Grünzeug für die Ewigkeit
Eigentlich wollte ich „Soylent Green“ schon vor drei Jahren geguckt haben, er hätte auch wunderbar in pandemischere Zeiten gepasst. Doch irgendwie bin ich 2022 - in dem Jahr in dem er spielt! - nicht dazu gekommen und dann rutschte er irgendwie sang- und klanglos zurück in seinen angestammten Platz in meiner Sammlung. Ganz aus dem Hinterkopf - auch im Hinblick auf die aktuelle und immer heikler werdende Weltlage - ist er jedoch nie gefallen. Ich wollte ihn unbedingt nochmal reviewen. Ich hatte ihn sehr positiv in Erinnerung, er hatte mich als Jugendlicher sehr beeindruckt bis verstört. Und nun war es soweit, dass ich die berüchtigte Sci-Fi-Noir-Parabel nochmal unter die Lupe nehmen durfte - über eine gefährlich überbevölkerte Welt (vor allem NYC) in der wir den Mordermittlungen eines stoischen Polizisten folgen, die ihn viel tiefer in den Unterbauch dieser unmenschlichen Welt voller schmieriger Konzerne, sozialen Ungerechtigkeiten und unlauter Machenschaften führen als ihm vorher lieb war…

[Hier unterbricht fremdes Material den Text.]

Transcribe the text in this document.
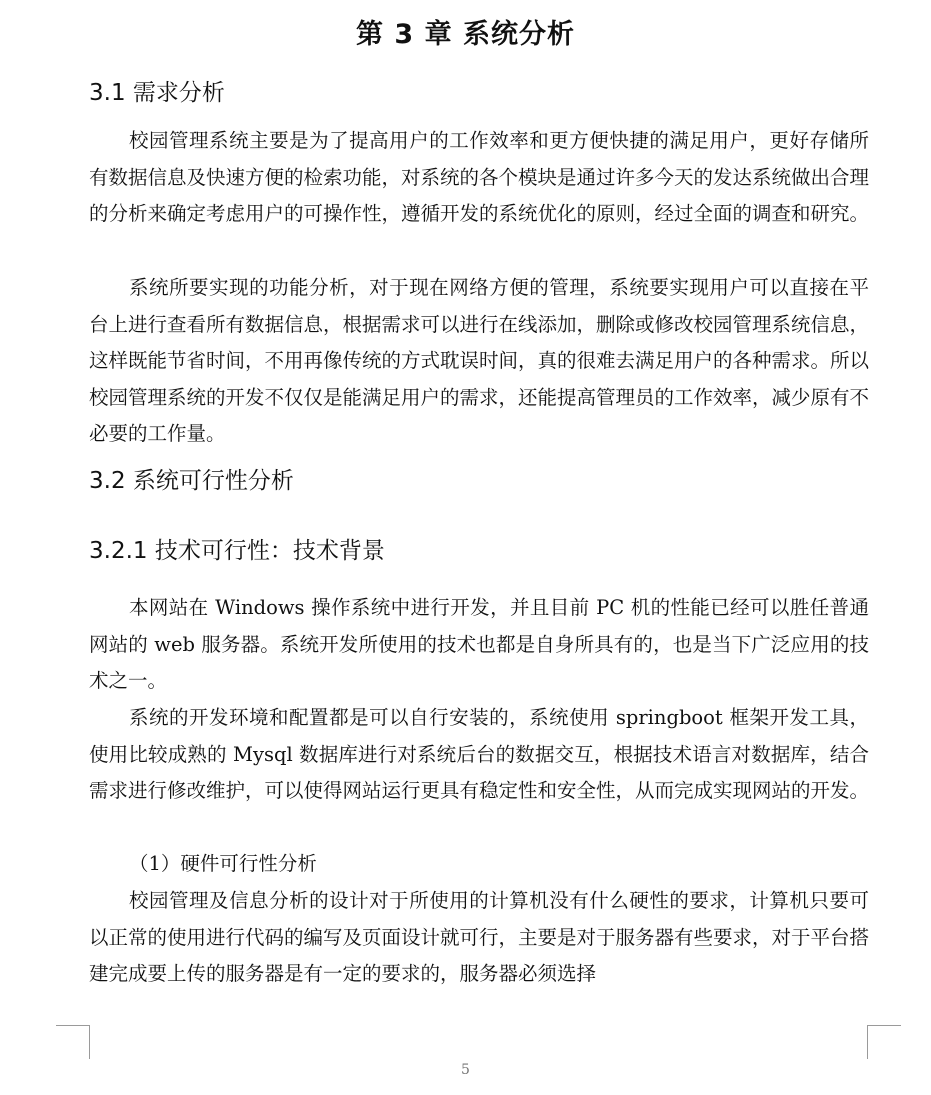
第 3 章 系统分析
3.1 需求分析

校园管理系统主要是为了提高用户的工作效率和更方便快捷的满足用户，更好存储所有数据信息及快速方便的检索功能，对系统的各个模块是通过许多今天的发达系统做出合理的分析来确定考虑用户的可操作性，遵循开发的系统优化的原则，经过全面的调查和研究。

系统所要实现的功能分析，对于现在网络方便的管理，系统要实现用户可以直接在平台上进行查看所有数据信息，根据需求可以进行在线添加，删除或修改校园管理系统信息，这样既能节省时间，不用再像传统的方式耽误时间，真的很难去满足用户的各种需求。所以校园管理系统的开发不仅仅是能满足用户的需求，还能提高管理员的工作效率，减少原有不必要的工作量。

3.2 系统可行性分析
3.2.1 技术可行性：技术背景

本网站在 Windows 操作系统中进行开发，并且目前 PC 机的性能已经可以胜任普通网站的 web 服务器。系统开发所使用的技术也都是自身所具有的，也是当下广泛应用的技术之一。

系统的开发环境和配置都是可以自行安装的，系统使用 springboot 框架开发工具，使用比较成熟的 Mysql 数据库进行对系统后台的数据交互，根据技术语言对数据库，结合需求进行修改维护，可以使得网站运行更具有稳定性和安全性，从而完成实现网站的开发。

（1）硬件可行性分析

校园管理及信息分析的设计对于所使用的计算机没有什么硬性的要求，计算机只要可以正常的使用进行代码的编写及页面设计就可行，主要是对于服务器有些要求，对于平台搭建完成要上传的服务器是有一定的要求的，服务器必须选择

5
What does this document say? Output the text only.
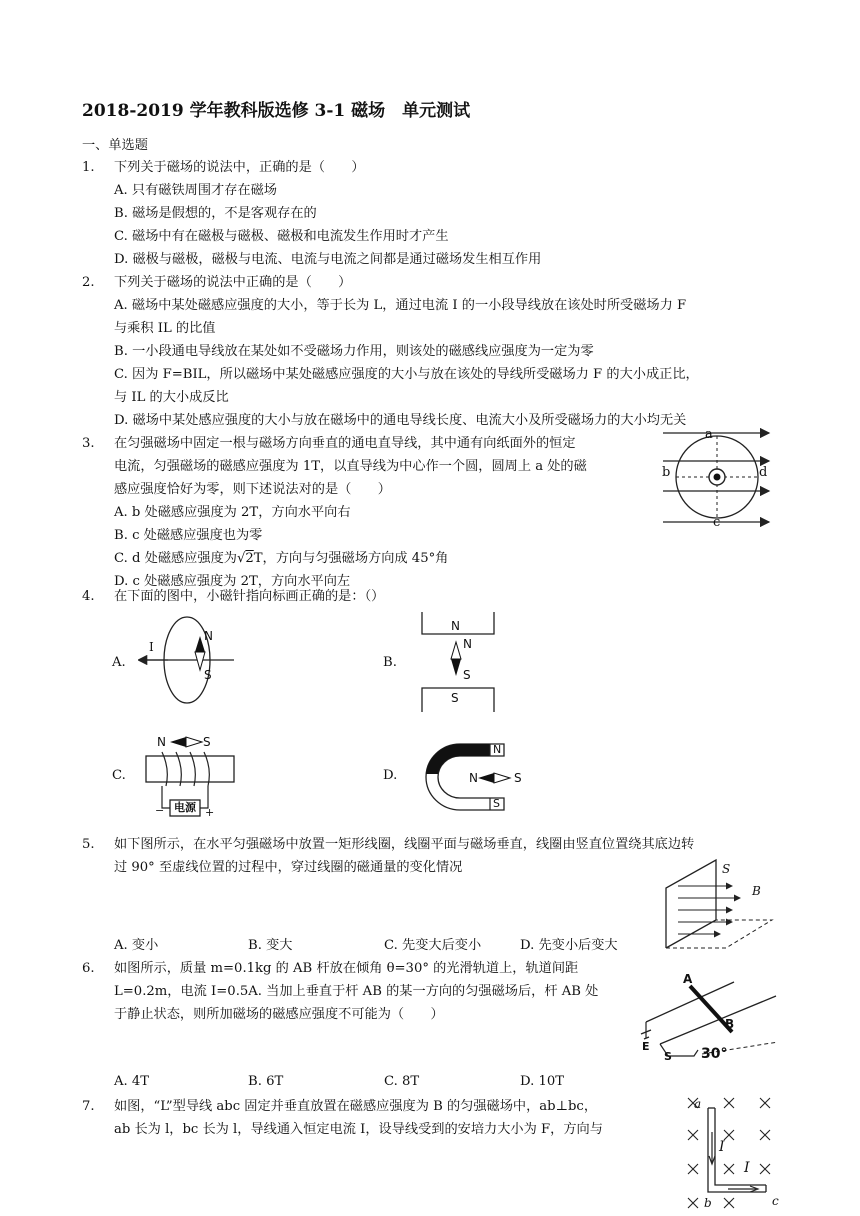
2018-2019 学年教科版选修 3-1 磁场　单元测试
一、单选题
1. 下列关于磁场的说法中，正确的是（　　）
A. 只有磁铁周围才存在磁场
B. 磁场是假想的，不是客观存在的
C. 磁场中有在磁极与磁极、磁极和电流发生作用时才产生
D. 磁极与磁极，磁极与电流、电流与电流之间都是通过磁场发生相互作用
2. 下列关于磁场的说法中正确的是（　　）
A. 磁场中某处磁感应强度的大小，等于长为 L，通过电流 I 的一小段导线放在该处时所受磁场力 F
与乘积 IL 的比值
B. 一小段通电导线放在某处如不受磁场力作用，则该处的磁感线应强度为一定为零
C. 因为 F=BIL，所以磁场中某处磁感应强度的大小与放在该处的导线所受磁场力 F 的大小成正比，
与 IL 的大小成反比
D. 磁场中某处感应强度的大小与放在磁场中的通电导线长度、电流大小及所受磁场力的大小均无关
3. 在匀强磁场中固定一根与磁场方向垂直的通电直导线，其中通有向纸面外的恒定
电流，匀强磁场的磁感应强度为 1T，以直导线为中心作一个圆，圆周上 a 处的磁
感应强度恰好为零，则下述说法对的是（　　）
A. b 处磁感应强度为 2T，方向水平向右
B. c 处磁感应强度也为零
C. d 处磁感应强度为√2T，方向与匀强磁场方向成 45°角
D. c 处磁感应强度为 2T，方向水平向左
a
b
c
d
4. 在下面的图中，小磁针指向标画正确的是：（）
A.
I
N
S
B.
N
N
S
S
C.
N	S
电源
−	+
D.
N
N	S
S
5. 如下图所示，在水平匀强磁场中放置一矩形线圈，线圈平面与磁场垂直，线圈由竖直位置绕其底边转
过 90° 至虚线位置的过程中，穿过线圈的磁通量的变化情况	S
B
A. 变小	B. 变大	C. 先变大后变小	D. 先变小后变大
6. 如图所示，质量 m=0.1kg 的 AB 杆放在倾角 θ=30° 的光滑轨道上，轨道间距
L=0.2m，电流 I=0.5A. 当加上垂直于杆 AB 的某一方向的匀强磁场后，杆 AB 处
于静止状态，则所加磁场的磁感应强度不可能为（　　）
A
B
E
S 30°
A. 4T	B. 6T	C. 8T	D. 10T
7. 如图，“L”型导线 abc 固定并垂直放置在磁感应强度为 B 的匀强磁场中，ab⊥bc，
ab 长为 l，bc 长为 l，导线通入恒定电流 I，设导线受到的安培力大小为 F，方向与
a
b	c
I
I
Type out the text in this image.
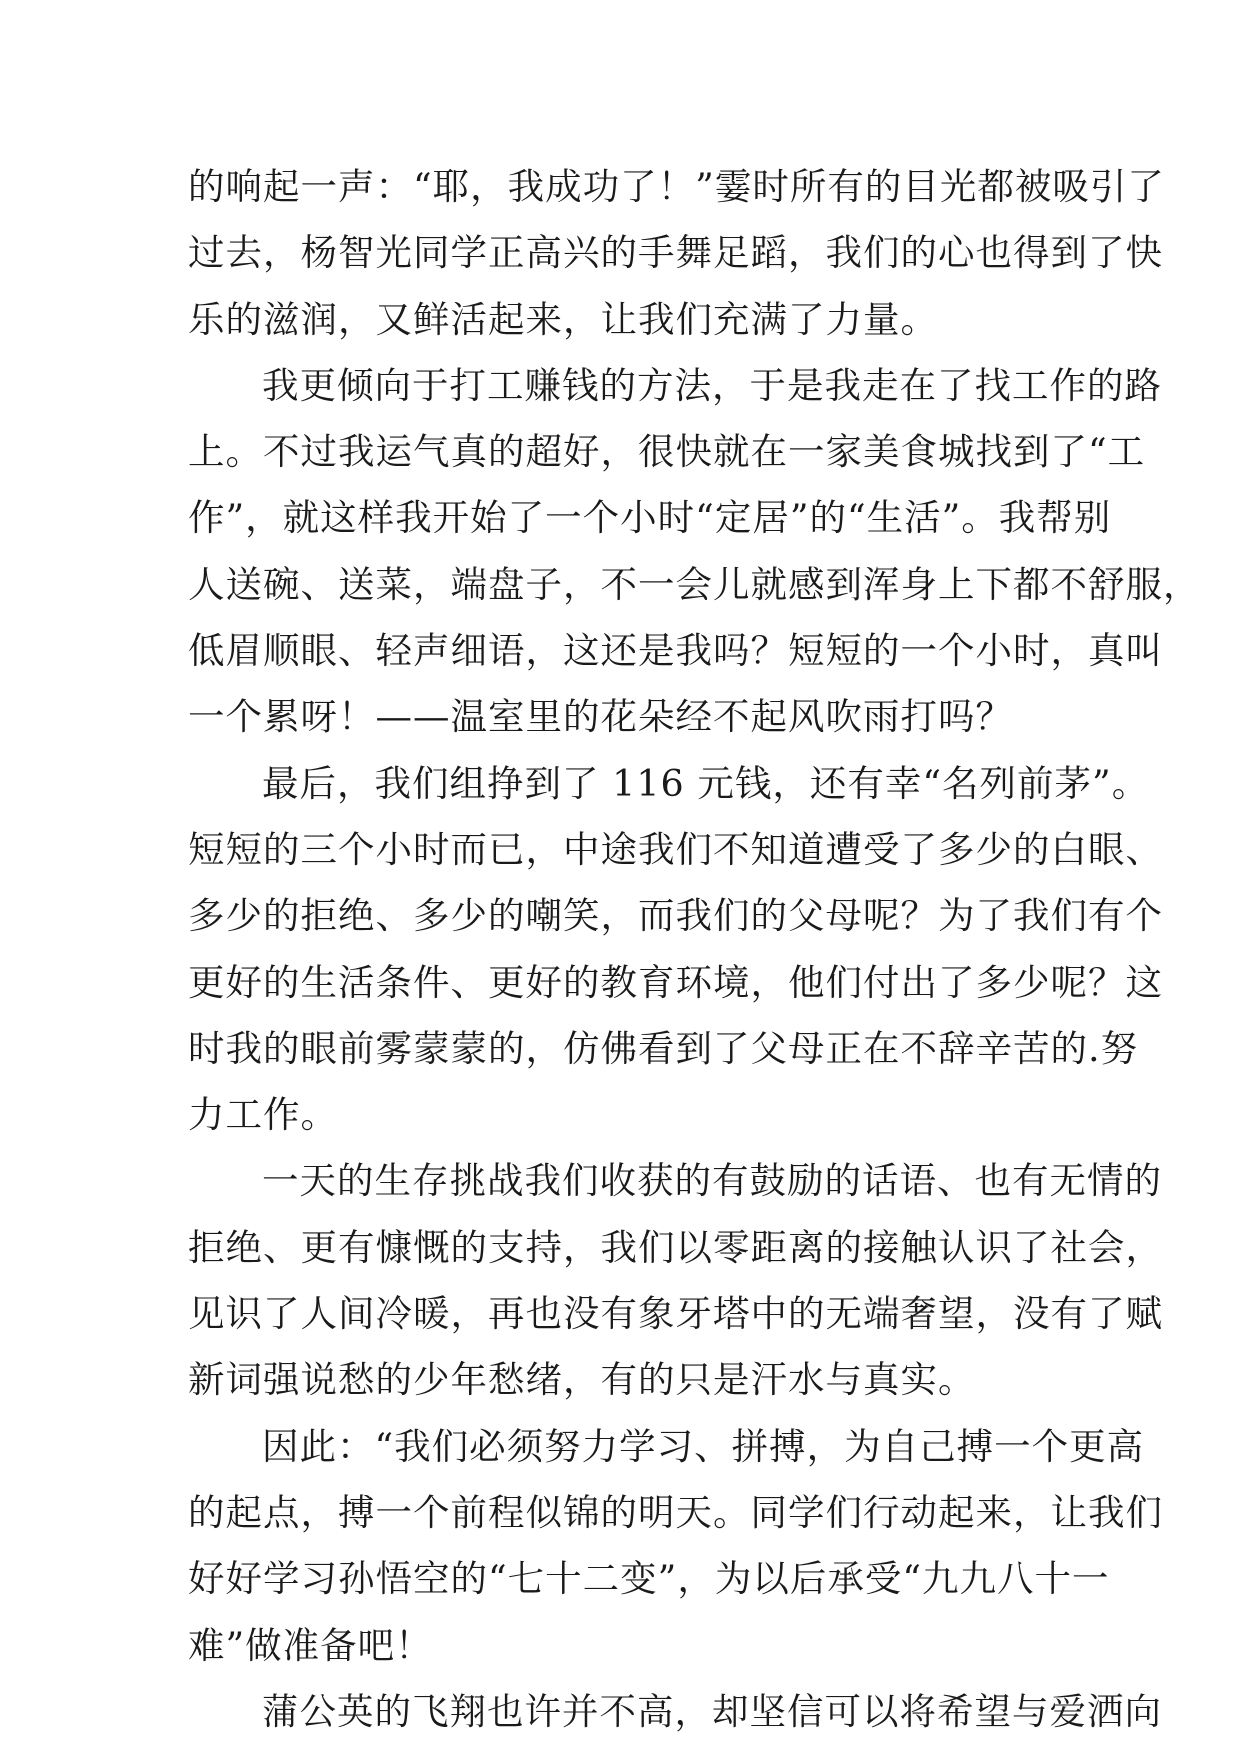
的响起一声：“耶，我成功了！”霎时所有的目光都被吸引了
过去，杨智光同学正高兴的手舞足蹈，我们的心也得到了快
乐的滋润，又鲜活起来，让我们充满了力量。
我更倾向于打工赚钱的方法，于是我走在了找工作的路
上。不过我运气真的超好，很快就在一家美食城找到了“工
作”，就这样我开始了一个小时“定居”的“生活”。我帮别
人送碗、送菜，端盘子，不一会儿就感到浑身上下都不舒服，
低眉顺眼、轻声细语，这还是我吗？短短的一个小时，真叫
一个累呀！——温室里的花朵经不起风吹雨打吗？
最后，我们组挣到了 116 元钱，还有幸“名列前茅”。
短短的三个小时而已，中途我们不知道遭受了多少的白眼、
多少的拒绝、多少的嘲笑，而我们的父母呢？为了我们有个
更好的生活条件、更好的教育环境，他们付出了多少呢？这
时我的眼前雾蒙蒙的，仿佛看到了父母正在不辞辛苦的.努
力工作。
一天的生存挑战我们收获的有鼓励的话语、也有无情的
拒绝、更有慷慨的支持，我们以零距离的接触认识了社会，
见识了人间冷暖，再也没有象牙塔中的无端奢望，没有了赋
新词强说愁的少年愁绪，有的只是汗水与真实。
因此：“我们必须努力学习、拼搏，为自己搏一个更高
的起点，搏一个前程似锦的明天。同学们行动起来，让我们
好好学习孙悟空的“七十二变”，为以后承受“九九八十一
难”做准备吧！
蒲公英的飞翔也许并不高，却坚信可以将希望与爱洒向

Smog, Überbevölkerung, Gier
Sorry Charlton, aber in „Soylent Green“ ist die Welt der Star. Mal giftig grün, mal stilvoll sexy, mal gefährlich gruselig, mal unangenehm nah. Zwischen Zukunftsvision, Warnung, Paranoia und leider gar nicht soo weit hergeholt. Klar, die Auflösung kennt jeder Genregucker, das Zitat ist unsterblich. Und auf den ersten Blick kann der Weg bis dahin etwas steinig und zäh sein. Doch „Soylent Green“ hat noch deutlich mehr zu bieten als grünen Schleim, der Aufschrei und Ekel erregt. Noch ganz klar dem Sci-Fi-Kino vor „Alien“ und Co. zugehörig, nicht ganz auf dem Niveau des affigen anderen Sci-Fi-Klassikers mit Heston, zeitweise etwas behäbig und ziellos. Aber die Welt, wie gesagt, macht’s. Und zwar bleibend! Es gibt ein paar der heißesten Nymphen und Klamotten der 70er-Traumfabrik. Heston ist als kalter, machtloser Macho genau der richtige Mann in dieser Welt, wo jeder jeden frisst. Und allein die Kontraste zwischen Luxus und Straße, Oberschicht und Unterschicht, Klasse und Masse sind verblüffend und können einem eine Gänsehaut einjagen. Noch immer. Rechnet man dazu die ständig schwitzig-schmutzigen Vibes, Edward G. Robinsons letzte, enorm beeindruckende Performance kurz vor seinem Tod, eine Welt, die von der Realität in vielerlei Hinsicht bereits eingeholt wurde. Fertig ist ein Klassiker. Sicher kein einwandfreier und makelloser. Aber ein enorm wichtiger und wegweisender, klassischer wie schmerzhafter. Da spielt's weniger eine Rolle, wenn die berühmte Auflösung schon damals - egal wie schockierend sie sein mag - zumindest keine totale Überraschung mehr gewesen sein kann, wenn man den Film mit halbwegs offenen Augen guckt…
Die soziale Schere schneidet auch durch Fleisch
Fazit: das Ende ist ikonisch, das Worldbuilding mehr als interessant, die Atmosphäre ist komplett einnehmend, der politisch-linke Standfuß klares Vorbild auch z.B. für die damals anrückende Generation an Genrefilmemachern (wie John Carpenter). Der Film an sich ist nicht ohne Fehl, Längen und Tadel. Insgesamt ist das trotzdem ein legendärer Sci-Fi-Warnschuss… Und noch Zukunftsvision. Mit Betonung auf noch.